E ora: tutti a scuola!

Come hanno imparato, insegnato e educato P. Antonio e P. Marco Cavanis.

Formazione.
Formazione.

Hanno cominciato con nove ragazzini, tanta povertà e insicurezza ma, in più, un’immensa fiducia nell’amorosa Provvidenza Divina. Fattisi umili e poveri, sull’esempio del Maestro Gesù, poco a poco, hanno conquistato la fiducia filiale dei ragazzi, la stima delle autorità religiose e le critiche di quelle civili che si alternavano nel potere in Venezia. Una volta riuniti i giovani per poterli difendere e prevenire eventuali ricadute, i Cavanis sono stati veramente maestri nell’orientarli per farli arrivare alla formazione del comportamento e del cuore, che è il solo regolatore del senso della vita, contro ogni tentazione di vuoto esistenziale e di violenza.“Padri comprensivi e dolci, composti e modesti in ogni atto e in ogni parola, ispiravano rispetto e fiducia al solo vederli…la loro presenza portava gioia in mezzo ai ragazzi e per loro era una delizia starsene con i ragazzi”.

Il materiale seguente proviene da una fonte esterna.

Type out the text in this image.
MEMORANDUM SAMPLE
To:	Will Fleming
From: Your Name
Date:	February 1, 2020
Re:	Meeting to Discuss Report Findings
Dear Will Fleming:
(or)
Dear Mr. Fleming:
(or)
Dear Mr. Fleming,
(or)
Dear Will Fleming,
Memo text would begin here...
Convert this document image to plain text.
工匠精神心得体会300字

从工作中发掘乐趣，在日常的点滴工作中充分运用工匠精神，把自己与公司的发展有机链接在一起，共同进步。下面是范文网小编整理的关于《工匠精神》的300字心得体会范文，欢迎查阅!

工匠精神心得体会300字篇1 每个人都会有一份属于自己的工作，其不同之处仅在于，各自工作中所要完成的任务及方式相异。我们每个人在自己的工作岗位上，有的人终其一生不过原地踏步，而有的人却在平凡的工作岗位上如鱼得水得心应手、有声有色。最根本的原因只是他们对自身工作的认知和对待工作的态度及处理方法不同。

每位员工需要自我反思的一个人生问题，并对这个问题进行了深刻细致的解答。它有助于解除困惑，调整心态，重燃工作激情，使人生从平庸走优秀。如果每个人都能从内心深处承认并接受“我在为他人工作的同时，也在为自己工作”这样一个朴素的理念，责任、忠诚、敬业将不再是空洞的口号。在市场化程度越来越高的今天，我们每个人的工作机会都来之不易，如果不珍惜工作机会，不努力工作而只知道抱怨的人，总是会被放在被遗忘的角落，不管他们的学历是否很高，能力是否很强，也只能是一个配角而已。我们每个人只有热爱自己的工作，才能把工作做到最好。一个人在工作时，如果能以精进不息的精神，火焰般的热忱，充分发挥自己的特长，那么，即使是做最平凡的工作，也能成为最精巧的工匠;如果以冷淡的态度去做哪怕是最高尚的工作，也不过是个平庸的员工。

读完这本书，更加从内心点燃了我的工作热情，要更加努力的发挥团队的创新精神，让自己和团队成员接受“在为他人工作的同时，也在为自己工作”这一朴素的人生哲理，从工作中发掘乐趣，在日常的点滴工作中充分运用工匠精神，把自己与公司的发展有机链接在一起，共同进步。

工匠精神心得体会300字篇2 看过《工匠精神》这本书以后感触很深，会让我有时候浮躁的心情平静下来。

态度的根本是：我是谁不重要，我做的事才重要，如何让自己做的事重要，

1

P. Antonio, il più anziano dei due fratelli, molto più presente con i ragazzi di P. Marco che era sempre alla ricerca di aiuti per il funzionamento dell’opera, “con creatività, a scuola promuoveva in tutti il profitto, edificava i ragazzi dall’altare celebrando, li istruiva con la catechesi, li metteva in guardia davanti al male e sapeva con parole giuste infiammarli al bene”. 

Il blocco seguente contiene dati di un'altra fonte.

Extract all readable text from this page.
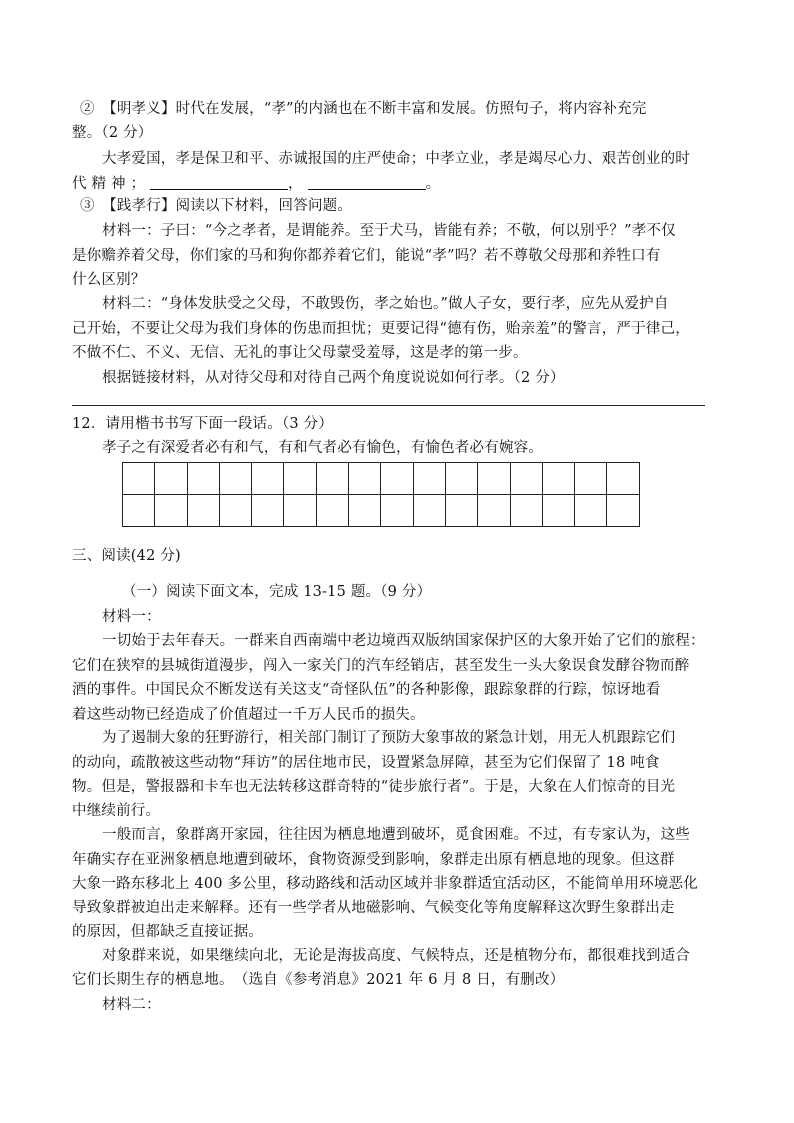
②　【明孝义】时代在发展，“孝”的内涵也在不断丰富和发展。仿照句子，将内容补充完
整。（2 分）
大孝爱国，孝是保卫和平、赤诚报国的庄严使命；中孝立业，孝是竭尽心力、艰苦创业的时
代 精 神 ；	，	。
③　【践孝行】阅读以下材料，回答问题。
材料一：子曰：“今之孝者，是谓能养。至于犬马，皆能有养；不敬，何以别乎？”孝不仅
是你赡养着父母，你们家的马和狗你都养着它们，能说“孝”吗？若不尊敬父母那和养牲口有
什么区别？
材料二：“身体发肤受之父母，不敢毁伤，孝之始也。”做人子女，要行孝，应先从爱护自
己开始，不要让父母为我们身体的伤患而担忧；更要记得“德有伤，贻亲羞”的警言，严于律己，
不做不仁、不义、无信、无礼的事让父母蒙受羞辱，这是孝的第一步。
根据链接材料，从对待父母和对待自己两个角度说说如何行孝。（2 分）
12．请用楷书书写下面一段话。（3 分）
孝子之有深爱者必有和气，有和气者必有愉色，有愉色者必有婉容。

三、阅读(42 分)
（一）阅读下面文本，完成 13-15 题。（9 分）
材料一：
一切始于去年春天。一群来自西南端中老边境西双版纳国家保护区的大象开始了它们的旅程：
它们在狭窄的县城街道漫步，闯入一家关门的汽车经销店，甚至发生一头大象误食发酵谷物而醉
酒的事件。中国民众不断发送有关这支“奇怪队伍”的各种影像，跟踪象群的行踪，惊讶地看
着这些动物已经造成了价值超过一千万人民币的损失。
为了遏制大象的狂野游行，相关部门制订了预防大象事故的紧急计划，用无人机跟踪它们
的动向，疏散被这些动物“拜访”的居住地市民，设置紧急屏障，甚至为它们保留了 18 吨食
物。但是，警报器和卡车也无法转移这群奇特的“徒步旅行者”。于是，大象在人们惊奇的目光
中继续前行。
一般而言，象群离开家园，往往因为栖息地遭到破坏，觅食困难。不过，有专家认为，这些
年确实存在亚洲象栖息地遭到破坏，食物资源受到影响，象群走出原有栖息地的现象。但这群
大象一路东移北上 400 多公里，移动路线和活动区域并非象群适宜活动区，不能简单用环境恶化
导致象群被迫出走来解释。还有一些学者从地磁影响、气候变化等角度解释这次野生象群出走
的原因，但都缺乏直接证据。
对象群来说，如果继续向北，无论是海拔高度、气候特点，还是植物分布，都很难找到适合
它们长期生存的栖息地。　（选自《参考消息》2021 年 6 月 8 日，有删改）
材料二：
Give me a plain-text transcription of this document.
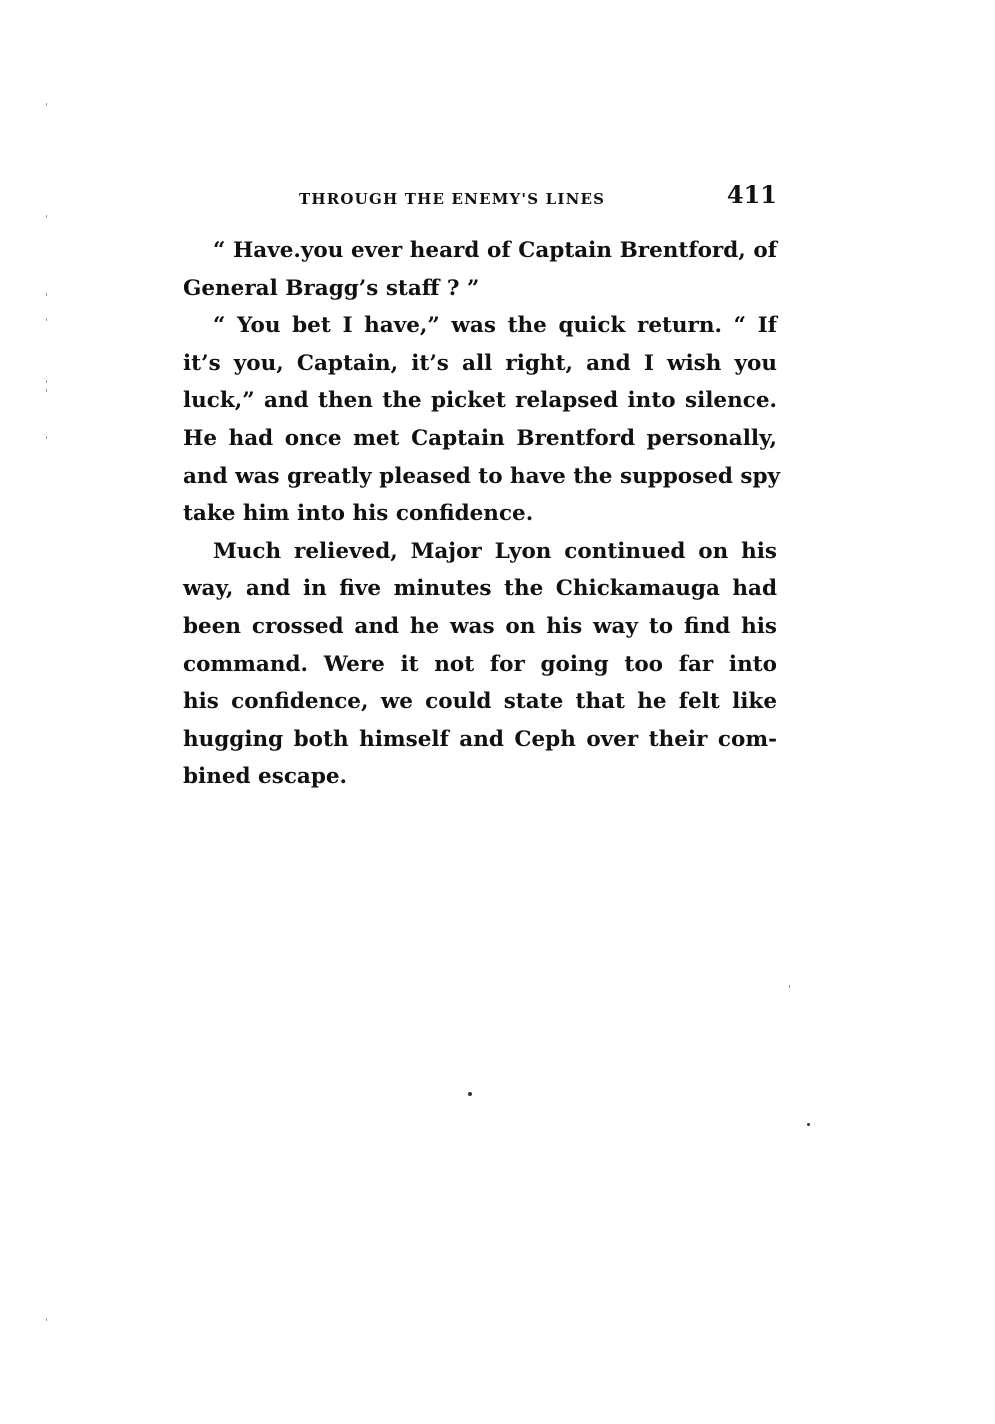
THROUGH THE ENEMY'S LINES	411
“ Have.you ever heard of Captain Brentford, of
General Bragg’s staff ? ”
“ You bet I have,” was the quick return. “ If
it’s you, Captain, it’s all right, and I wish you
luck,” and then the picket relapsed into silence.
He had once met Captain Brentford personally,
and was greatly pleased to have the supposed spy
take him into his confidence.
Much relieved, Major Lyon continued on his
way, and in five minutes the Chickamauga had
been crossed and he was on his way to find his
command. Were it not for going too far into
his confidence, we could state that he felt like
hugging both himself and Ceph over their com-
bined escape.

E’ l’esempio che convince nel campo dell’educazione. Cosi educarono Cavanis. Fecero sì che i giovani prendessero coscienza della loro situazione, li aiutarono a conoscersi e a essere autenticamente se stessi: “correggono senza nuocere…non si ritraevano se non quando avevano ottenuto l’intento, la prudenza nei ripieghi, la sagacia nell’invenzione e nell’uso dei mezzi, la sapienza nel cogliere il destro in ogni anche lieve incidente, l’universalità del disegno educativo che non doveva essere dimenticato da nessuno dei ragazzi formati nell’oratorio o nella scuola Cavanis”.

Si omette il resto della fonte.